Withdrawing Consent Mid-Sex
Consenting to one sexual act is not consenting to sex carte blanche.
This is true both morally and legally. The 2003 case of People v. John Z cemented into law that consent is an individual's right and may be withdrawn at any point during a sexual act. If you tell your partner to stop and they ignore you, it is legally rape.
Knowing you possess the legal high ground should assuage uncertainty, but sometimes we discount our own consent. To achieve adequate communication, we have to better articulate what we do and do not enjoy. Oftentimes, it's easier to have this discussion outside the bedroom, perhaps aided by establishing a safe word or phrase. And while this level of planning isn't always possible, that's no reason to stay silent.
Communicate openly
Your pleasure and your comfort are just as important as your partner's. It doesn't matter if they made a long commute to see you or who paid for what. You are entitled to your bodily autonomy—it should never be overshadowed by someone else's preferences or fantasies. If you notice a negative emotion or thought mid-sex, examine it. It's tempting to wave away doubts or hold our tongues in hopes the sex will magically self-correct, but news flash: It won't.
Patterns become established and intensify, especially if assumptions are given room to flourish, so now is always the best time to speak up. And if that pattern has cropped up with a recurring partner, it's never too late to object.
Communication in sex is key, no matter how casual. Most of the time we make concessions in the hope of pleasing our partner, but sexual accommodation should never come at your own expense. Ideally, your partner would be tuned in to your nonverbal cues, but even with long-established partners, it's better to actively communicate. It's not unsexy to articulate boundaries—what's unsexy is feeling helpless or like an onlooker to your own sex life rather than a participant.
If your partner uses language you don't find appealing, especially in reference to you, tell them. It can be as easy as asking them to use another term or saying "no, thank you" to an invitation to a specific sex act. Hopefully saying this once is enough, but many times partners are so involved in their satisfaction that they need to be reminded. If you've repeated yourself to the point of frustration, let them know. Your boundaries override their wishes. If you don't feel like repeating yourself, you may want to consider getting separation.
Consent in consideration
A partner may suggest an unfamiliar, but not unwelcome, new sex act or kink. Honor your own indecision and give yourself time to consider the proposal. If the idea is exciting and you feel safe with this partner, explore something new while keeping in mind you can stop at any point.
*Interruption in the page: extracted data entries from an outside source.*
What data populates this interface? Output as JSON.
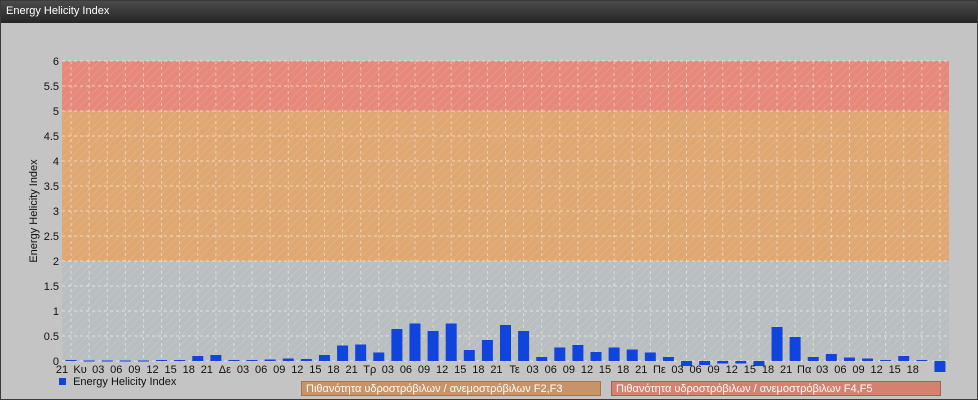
{
  "window": {
    "title": "Energy Helicity Index"
  },
  "colors": {
    "bar": "#1144dd",
    "band_low": "#b9bec0",
    "band_mid": "#dfa772",
    "band_high": "#e6897a",
    "plot_bg": "#c4c4c4"
  },
  "legend": {
    "series_label": "Energy Helicity Index",
    "bands": [
      "Πιθανότητα υδροστρόβιλων / ανεμοστρόβιλων F2,F3",
      "Πιθανότητα υδροστρόβιλων / ανεμοστρόβιλων F4,F5"
    ]
  },
  "chart_data": {
    "type": "bar",
    "title": "",
    "xlabel": "",
    "ylabel": "Energy Helicity Index",
    "ylim": [
      0,
      6
    ],
    "yticks": [
      "0",
      "0.5",
      "1",
      "1.5",
      "2",
      "2.5",
      "3",
      "3.5",
      "4",
      "4.5",
      "5",
      "5.5",
      "6"
    ],
    "grid": true,
    "bands": [
      {
        "from": 0,
        "to": 2,
        "label": ""
      },
      {
        "from": 2,
        "to": 5,
        "label": "Πιθανότητα υδροστρόβιλων / ανεμοστρόβιλων F2,F3"
      },
      {
        "from": 5,
        "to": 6,
        "label": "Πιθανότητα υδροστρόβιλων / ανεμοστρόβιλων F4,F5"
      }
    ],
    "categories": [
      "21",
      "Κυ",
      "03",
      "06",
      "09",
      "12",
      "15",
      "18",
      "21",
      "Δε",
      "03",
      "06",
      "09",
      "12",
      "15",
      "18",
      "21",
      "Τρ",
      "03",
      "06",
      "09",
      "12",
      "15",
      "18",
      "21",
      "Τε",
      "03",
      "06",
      "09",
      "12",
      "15",
      "18",
      "21",
      "Πε",
      "03",
      "06",
      "09",
      "12",
      "15",
      "18",
      "21",
      "Πα",
      "03",
      "06",
      "09",
      "12",
      "15",
      "18"
    ],
    "series": [
      {
        "name": "Energy Helicity Index",
        "values": [
          0.02,
          0.01,
          0.01,
          0.01,
          0.01,
          0.02,
          0.02,
          0.1,
          0.12,
          0.02,
          0.02,
          0.03,
          0.05,
          0.04,
          0.12,
          0.31,
          0.33,
          0.17,
          0.64,
          0.75,
          0.6,
          0.75,
          0.22,
          0.42,
          0.72,
          0.6,
          0.08,
          0.27,
          0.32,
          0.18,
          0.27,
          0.23,
          0.17,
          0.08,
          -0.1,
          -0.08,
          -0.05,
          -0.05,
          -0.1,
          0.68,
          0.48,
          0.08,
          0.14,
          0.07,
          0.05,
          0.02,
          0.1,
          0.02,
          -0.22
        ]
      }
    ]
  }
}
If the idea is hotter in theory than in practice, consider talking through the scenario. This kind of theoretical dirty talk may end up turning you on, which can turn into mutual masturbation or solo play with you and your partner(s) in the same room. If you're not comfortable with the kink, try navigating the encounter back toward your comfort zone.
Of course, any sexual encounter can derail, which can present a complicated and stressful situation, so it's important to remember what's most precious. If getting out means leaving behind a sock or other personal item, that's fine. You're more than likely going to be able to get your belongings back, and even if not, what matters most is your safety and well-being. Catch a breath of air to gather yourself and examine if you want to completely end the encounter or not. Maybe you just need a moment, or maybe now's the time to call a ride.
Take stock of how you feel emotionally and physically (for instance, unusual dryness or penile softness). Sometimes as a defense mechanism, our mind distances us from stressful experiences in what's known as dissociation. Trauma compounds, so if you've experienced sexual trauma in the past, then you may feel especially triggered or numb.
Physical cues, especially from your genitals, can be objectively read even if you are mentally checked out. Treat these conditions not as a problem to solve but a symptom to listen to. Your body doesn't lie, so find a way to have a moment alone with yourself and ask your body if this is right for you or not.
Often we become so wrapped up in wanting to facilitate a satisfying experience for someone else that we discount our own experience. The pressures of the moment distract from our first duty, which is to ourselves. Your body has been with you longer than any sexual partner, and you'll still be living with it long after. Honor yourself, stand up for yourself and remember: The bedroom is the best place to be bossy.